El recurso técnico —su manera de interpretar la era de la forma— más sorprendente es una suerte de doble encuadre.
Sobre el fotográfico, que suele ser el que establece las relaciones formales,
geométricas, en la elaboración de la imagen, Leiter traza un segundo encuadre,
que ya no se corresponde a la fotografía —incluso deja zonas extensas del
cuadro ciegas, sin imagen—, sino a la mirada. Un procedimiento que sobrepone al
encuadre de la cámara el auténtico encuadre del fotógrafo, que dispara detrás
de una cortina, en lo alto de un balcón, a través de una ventanilla de automóvil,
desde dentro o desde fuera de lo observado. Vilém Flusser (1920-1921), filósofo
de la fotografía, dejó pensada una acusación sobre el acto de fotografiar,
vinculado más a la programación de la cámara que a la voluntad del sujeto: «en
el gesto fotográfico la cámara hace lo que quiere el fotógrafo, y el fotógrafo
debe querer lo que puede hacer la cámara». Lo escribió en 1983. Treinta años
antes, Saul Leite ya se había planteado mirar
al margen del encuadre de la cámara. Se limitó a esconderse para fotografiar y
esa fue su manera de descubrir lo ilimitado.
6.
Flusser había afirmado también que «la condición cultural está encerrada en el
acto de fotografiar, no en el objeto fotografiado». Es una obviedad que aún no
parece haber aprendido nadie. A veces reviso las redes sociales donde personas
de toda condición cuelgan sus
fotografías: en la mayoría aparecen ellos, a distancias que impiden haber
alargado el brazo para tomarlas. Un retrato, ¿es la fotografía de quien posa o la de quien dispara? ¿O lo es de la marca de la cámara, como opinaba
Flusser? Obviedades teóricas que la práctica convierte en incomprensibles. No
es fácil, desde luego, desentrañar la subjetividad de quien dispara, pero
Leiter consigue en cada imagen que no se atienda a lo representado sino a aquellos
pensamientos que tuvo el fotógrafo en el momento de disparar desde su
escondite.
7.
Un elemento esencial de la poética de Saul Leiter es la devoción por lo
fortuito. El pensamiento filosófico de las generaciones anteriores a la suya
les llevó a pensar una historia posible que dinamitara el punto de vista
jerárquico. La intrahistoria. En el pensamiento fotográfico contemporáneo a aquel
movimiento intelectual primaba lo contrario, el posado. Obligado, es cierto,
por las exigencias de la cámara. Pero también la fotografía de exteriores mostraba
no solo el tiempo detenido, sino también construido. La ciudad de Eugène Atget
posaba para él durante las horas de la madrugada que elegía para mostrarla
completamente vacía. Leiter, que forzaba ángulos, empañaba cristales, daba
protagonismo a los reflejos, adoraba los paraguas, entorpecía la visión…

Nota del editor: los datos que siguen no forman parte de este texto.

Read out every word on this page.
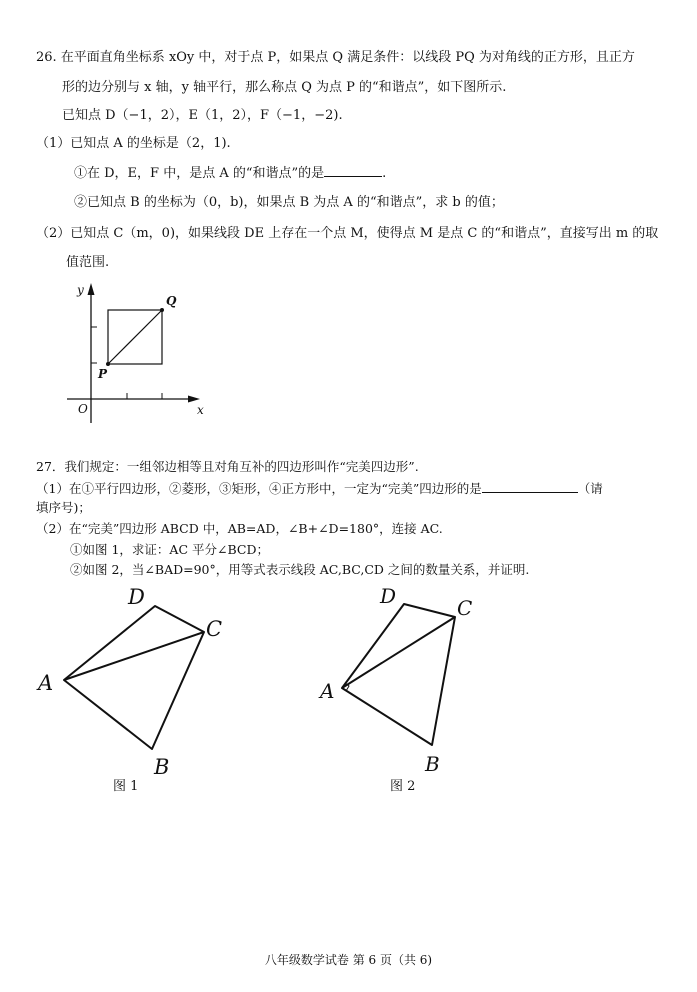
26. 在平面直角坐标系 xOy 中，对于点 P，如果点 Q 满足条件：以线段 PQ 为对角线的正方形，且正方
形的边分别与 x 轴，y 轴平行，那么称点 Q 为点 P 的“和谐点”，如下图所示.
已知点 D（−1，2），E（1，2），F（−1，−2).
（1）已知点 A 的坐标是（2，1).
①在 D，E，F 中，是点 A 的“和谐点”的是	.
②已知点 B 的坐标为（0，b)，如果点 B 为点 A 的“和谐点”，求 b 的值；
（2）已知点 C（m，0)，如果线段 DE 上存在一个点 M，使得点 M 是点 C 的“和谐点”，直接写出 m 的取
值范围.
y
x
O
P
Q
27．我们规定：一组邻边相等且对角互补的四边形叫作“完美四边形”.
（1）在①平行四边形，②菱形，③矩形，④正方形中，一定为“完美”四边形的是	（请
填序号)；
（2）在“完美”四边形 ABCD 中，AB=AD，∠B+∠D=180°，连接 AC.
①如图 1，求证：AC 平分∠BCD；
②如图 2，当∠BAD=90°，用等式表示线段 AC,BC,CD 之间的数量关系，并证明.
A
D
C
B
图 1
A
D	C
B
图 2
八年级数学试卷 第 6 页（共 6)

prefirió siempre lo ocasional a lo monumental. Esa es la frescura de su ciudad,
tan vital en la década de los
cincuenta como hoy mismo. Resulta sorprendente cómo en lo nimio de la vida
urbana descubre lo único perenne.
8.
Como fotógrafo formado en la segunda mitad de la década de los 40, las primeras
placas de Saul Leiter son en blanco y negro. Lo que sorprende en esta época
inicial es constatar que carece de clasicismo en su aprendizaje. Junto a las
incipientes fotografías urbanas, capta también interiores íntimos con desnudos
femeninos. No aprovecha, sin embargo, esta circunstancia sosegada para preparar
la toma, ni siente la tentación de crear una expresión concreta con la imagen.
Aunque tomadas en la misma estancia, se diría que son fotos robadas, disparadas
aprovechando un descuido de la modelo, mientras la cotidianidad trascurre a su
alrededor. Distorsiona encuadres, aleja lo que parece exigir primeros planos, o
acerca tanto la cámara como para que este declare su impotencia a la hora de
retratar un cuerpo. Prefiere mostrar gestos ausentes, posiciones abúlicas,
instantes de desidia. Se diría que aprende a ser vanguardista antes que a ser
fotógrafo.
9.
En los años 50 asume el color con naturalidad. Creo que no existe transición
más corriente en la historia de la fotografía. En 1946 Leiter había llegado a
Nueva York, desde su Pittsburgh natal, con tubos, lienzos y paleta de pintor. Y
ya en sus fotos en blanco y negro recurre a todo tipo de recursos (desenfoques,
granulados, contrastes) para conservar una impresión pictórica de la imagen.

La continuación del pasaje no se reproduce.